What is passive income?
Passive income is money I make outside of my job. This extra cash involves no extra time, effort or work from me. I remember this powerful lesson from American mega-billionaire Warren Buffett. The Oracle of Omaha once said: “If you don’t find a way to make money while you sleep, you will work until you die.”
Taking this advice, I aim to build passive income and personal wealth at the same time. To do this, I invest my spare cash into income-generating assets. But in this age of near-zero interest rates, this is tough. Cash deposits pay very low rates of interest nowadays (around 1.5% a year from top instant-access accounts). Likewise, the income paid by bonds (government and corporate fixed-income IOUs) has fallen dramatically over the past 40 years.
I buy shares for cash dividends
Therefore, my preferred way to collect passive income — and get richer — is by buying company shares. Obviously, buying shares is much riskier than saving in cash, but 35 years of experience has taught me that higher risks usually mean higher returns.

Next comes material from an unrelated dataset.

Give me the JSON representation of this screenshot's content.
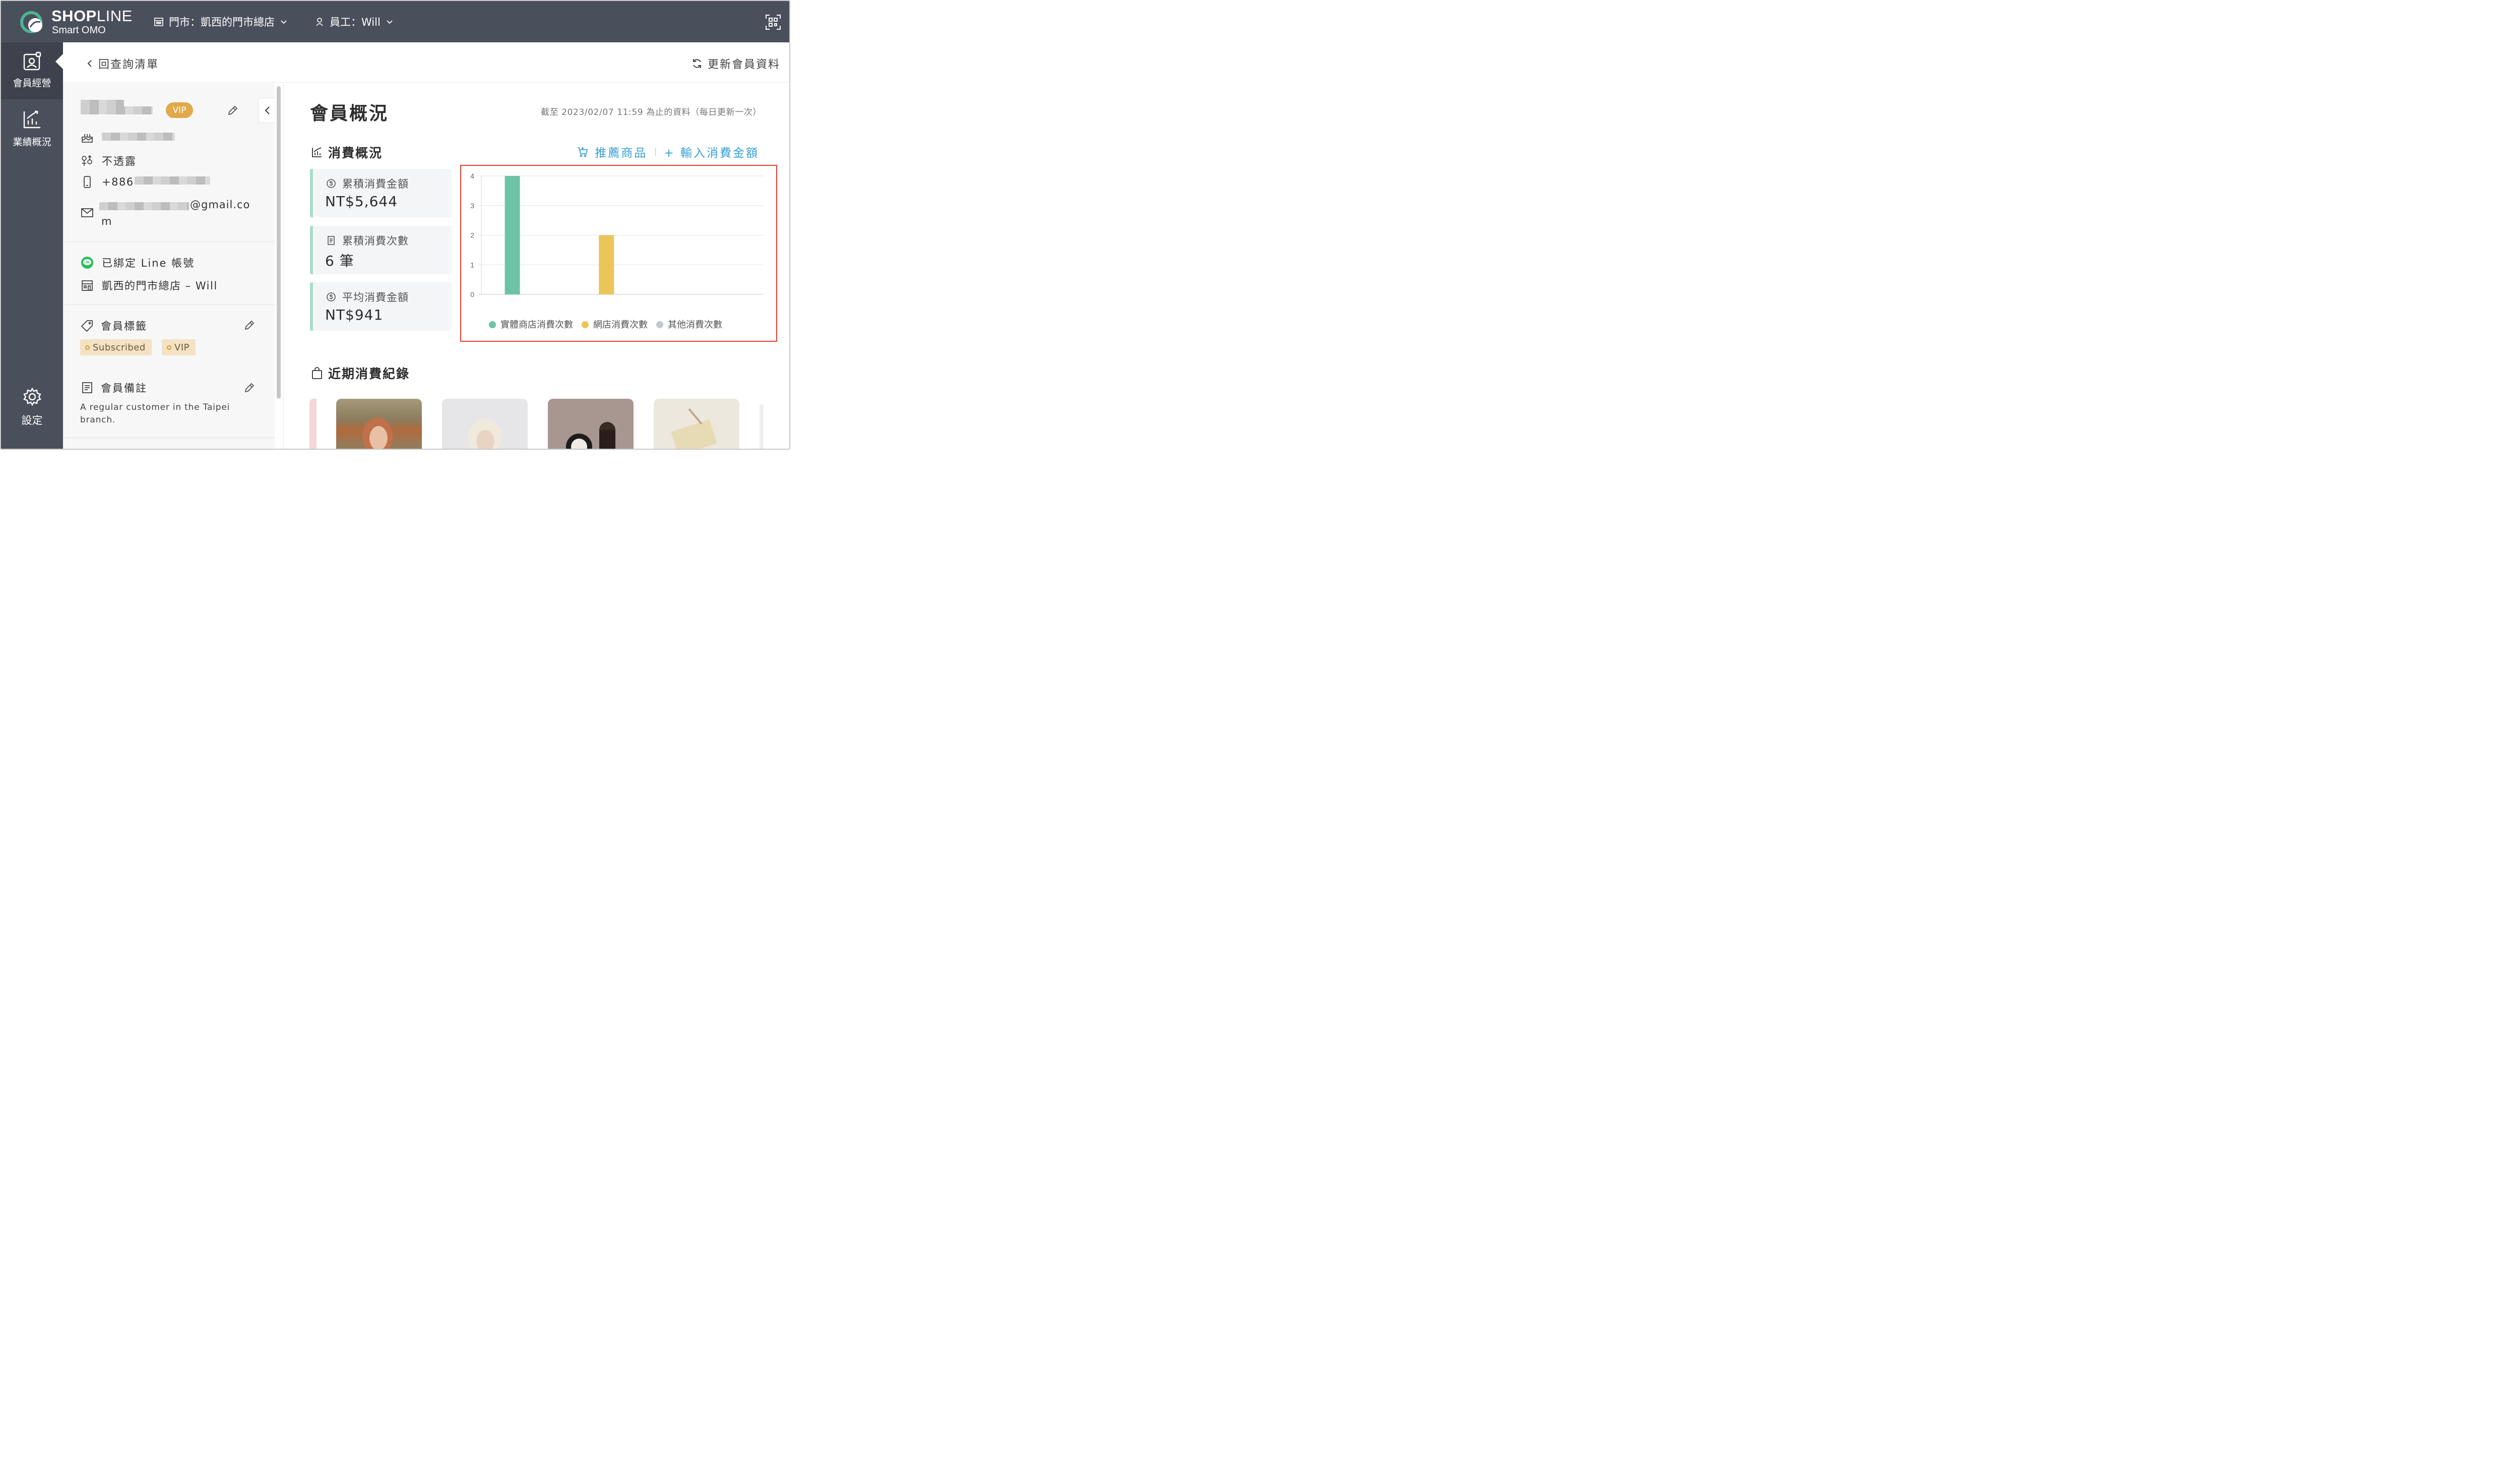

When I buy shares in large, solid UK companies, I become part-owner of those businesses. And if they do well, so do I — because share prices tend to rise over time. But I don’t just invest in any old companies. I much prefer to buy stocks that pay generous dividends to shareholders. I rely on this stream of passive income to build wealth over time.
Dividends are cash payments paid by companies to their shareholders. Typically, these payments are made half-yearly or quarterly. However, company dividends are not guaranteed, so they can be cut or cancelled without notice. This happened a lot during 2020’s Covid-19 crisis. But not all UK-listed companies pay dividends to their shareholders. In fact, the majority don’t provide this passive income to their owners. Why not? Well, these firms may be loss-making, or choose to reinvest profits to boost future growth.
However, roughly 90 of the 100 shares in the FTSE 100 index pay dividends to their shareholders. Right now, the Footsie offers a dividend yield of roughly 4% a year. But I prefer to buy higher-yielding dividend shares — those with market-beating cash payouts. I can then spend this passive income, or reinvest it to boost my future profits by buying yet more shares.
My bonus kicker: capital gains
Finally, owning shares does much more than provide me with passive income. When share prices go up (they also go down), my portfolio becomes more valuable. Occasionally, I take profits by selling shares that have gained in value. I then reinvest these profits into more stocks, or use these lump sums to fund major purchases.
In summary, I’ve yet to discover a better side hustle than owning shares for passive income and capital gains. Even better, these returns are tax-free inside a Stocks and Shares ISA!